The questions at the forefront of this field are urgent and, in a frustrating sense, basic. Parenthood has been neglected by science, seen more as a subject of morality and the soft laws of nature than as one worthy of rigorous investigation. For a long time, beyond pregnancy and the act of breastfeeding, human maternal behavior was thought to be determined wholly by social and individual factors, with little physiological basis. But parenthood is all those things, psychosocial and neurobiological, a change in lifestyle and a change in self.
Researchers leading the field today—notably, many of them women—recognize that and are pursuing answers that could have far-reaching effects. Why do the brain changes directed at making parents into motivated caregivers also make them vulnerable in ways that can undermine that very goal? What does a person’s reproductive history, even one in which they have no children, mean for their long-term health? How does the brain-altering disease of addiction interact with the brain-altering period of new parenthood? Do pregnancy-related brain changes alter the effectiveness of antidepressant medications in the postpartum period? How does trauma, in all its forms, including the extremely common experiences of pregnancy loss and childbirth trauma, affect a person’s postpartum development and mental health over time? “Mommy brain” jokes aside, what really happens to a person’s cognitive function after they have children? What about their creativity and their emotional state? How does having a child affect a person’s life, beyond their aptitude to parent?
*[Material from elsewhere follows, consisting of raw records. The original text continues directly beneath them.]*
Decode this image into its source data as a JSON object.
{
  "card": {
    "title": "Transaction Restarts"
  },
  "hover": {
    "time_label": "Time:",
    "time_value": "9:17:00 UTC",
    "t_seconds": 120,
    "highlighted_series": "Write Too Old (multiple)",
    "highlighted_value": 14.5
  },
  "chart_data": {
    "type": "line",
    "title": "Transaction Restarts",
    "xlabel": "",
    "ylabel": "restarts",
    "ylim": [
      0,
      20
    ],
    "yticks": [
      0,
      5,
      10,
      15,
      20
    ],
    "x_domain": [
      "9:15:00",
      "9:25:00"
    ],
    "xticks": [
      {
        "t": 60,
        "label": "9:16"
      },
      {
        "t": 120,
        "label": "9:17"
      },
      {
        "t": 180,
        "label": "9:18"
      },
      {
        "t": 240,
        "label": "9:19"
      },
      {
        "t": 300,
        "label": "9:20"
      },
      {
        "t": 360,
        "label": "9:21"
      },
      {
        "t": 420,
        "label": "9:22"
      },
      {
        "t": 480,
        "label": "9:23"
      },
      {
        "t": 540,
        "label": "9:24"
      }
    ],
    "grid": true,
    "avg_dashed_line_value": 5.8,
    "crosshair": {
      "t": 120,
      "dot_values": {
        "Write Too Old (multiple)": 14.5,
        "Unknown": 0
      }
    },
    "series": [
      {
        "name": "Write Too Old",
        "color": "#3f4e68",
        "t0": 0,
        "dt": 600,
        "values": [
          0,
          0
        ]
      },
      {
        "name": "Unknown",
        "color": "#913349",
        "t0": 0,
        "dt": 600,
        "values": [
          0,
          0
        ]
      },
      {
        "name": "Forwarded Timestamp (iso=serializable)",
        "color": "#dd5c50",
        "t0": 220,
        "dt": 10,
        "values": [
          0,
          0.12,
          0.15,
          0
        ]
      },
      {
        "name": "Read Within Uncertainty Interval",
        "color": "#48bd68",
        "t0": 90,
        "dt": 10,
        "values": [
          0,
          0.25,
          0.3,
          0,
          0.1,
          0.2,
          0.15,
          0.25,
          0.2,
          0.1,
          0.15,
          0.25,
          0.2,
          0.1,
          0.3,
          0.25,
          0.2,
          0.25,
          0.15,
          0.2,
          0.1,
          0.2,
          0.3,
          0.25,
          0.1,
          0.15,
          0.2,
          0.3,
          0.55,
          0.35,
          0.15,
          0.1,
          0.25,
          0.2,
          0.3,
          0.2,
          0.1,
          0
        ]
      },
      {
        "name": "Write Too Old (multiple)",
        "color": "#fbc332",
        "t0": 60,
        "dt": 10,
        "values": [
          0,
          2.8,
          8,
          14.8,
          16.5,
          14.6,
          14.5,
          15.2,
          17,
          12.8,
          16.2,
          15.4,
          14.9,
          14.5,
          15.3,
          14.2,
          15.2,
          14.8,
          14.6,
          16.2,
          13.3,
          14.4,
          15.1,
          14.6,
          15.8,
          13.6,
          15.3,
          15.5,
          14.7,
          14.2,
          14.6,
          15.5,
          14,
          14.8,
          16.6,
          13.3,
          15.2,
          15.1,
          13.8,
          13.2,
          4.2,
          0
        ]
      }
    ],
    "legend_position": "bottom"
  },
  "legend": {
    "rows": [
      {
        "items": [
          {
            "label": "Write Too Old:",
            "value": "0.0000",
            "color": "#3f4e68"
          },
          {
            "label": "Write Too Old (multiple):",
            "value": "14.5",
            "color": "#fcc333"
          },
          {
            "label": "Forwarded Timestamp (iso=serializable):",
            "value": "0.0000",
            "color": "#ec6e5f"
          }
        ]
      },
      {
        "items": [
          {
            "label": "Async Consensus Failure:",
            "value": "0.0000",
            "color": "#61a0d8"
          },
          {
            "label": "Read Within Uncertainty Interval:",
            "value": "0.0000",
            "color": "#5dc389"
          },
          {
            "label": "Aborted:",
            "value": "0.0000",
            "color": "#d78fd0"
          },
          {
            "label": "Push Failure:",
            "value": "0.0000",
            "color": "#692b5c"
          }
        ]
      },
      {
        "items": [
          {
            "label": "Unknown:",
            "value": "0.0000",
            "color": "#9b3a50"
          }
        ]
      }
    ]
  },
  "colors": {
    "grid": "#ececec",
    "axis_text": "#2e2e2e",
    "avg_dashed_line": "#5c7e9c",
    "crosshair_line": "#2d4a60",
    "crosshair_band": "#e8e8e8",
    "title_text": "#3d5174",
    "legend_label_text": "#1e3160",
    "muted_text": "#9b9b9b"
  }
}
It has become clear to me that the parental brain is an essential topic not only for people taking prenatal classes or navigating the first weeks at home with a newborn. It’s one that grandparents and policy makers, health care providers and advocates, any working parent and any manager of working parents should understand, too, along with any person who is considering whether to become a parent and looking for information, beyond mythology, to help them decide. This science can play a role in shifting gender norms at home and at work, in building public policies that actually support parents of young children, in securing reproductive rights, and in reimagining the relationship between parenting and society. At the very least, it alters the stories we tell ourselves about our individual experiences of parenthood and about the world around us, stories that so desperately need rewriting. Stories about the inner life of that mother robin, or my own brokenness.
This science has exposed something essential that is so obviously missing from the old story of maternal instinct: time. Becoming a mother, a parent, is a process. Unless we’ve previously done the intensive work of wholly caring for another vulnerable person, our fundamental capacity for parenting is not preexisting. It grows. That growth can be painful and powerful. And long-lasting. All sorts of factors determine just how it will occur. How would our expectations change—the ones we hold ourselves to, the ones we judge others by—if we could see that fundamental truth?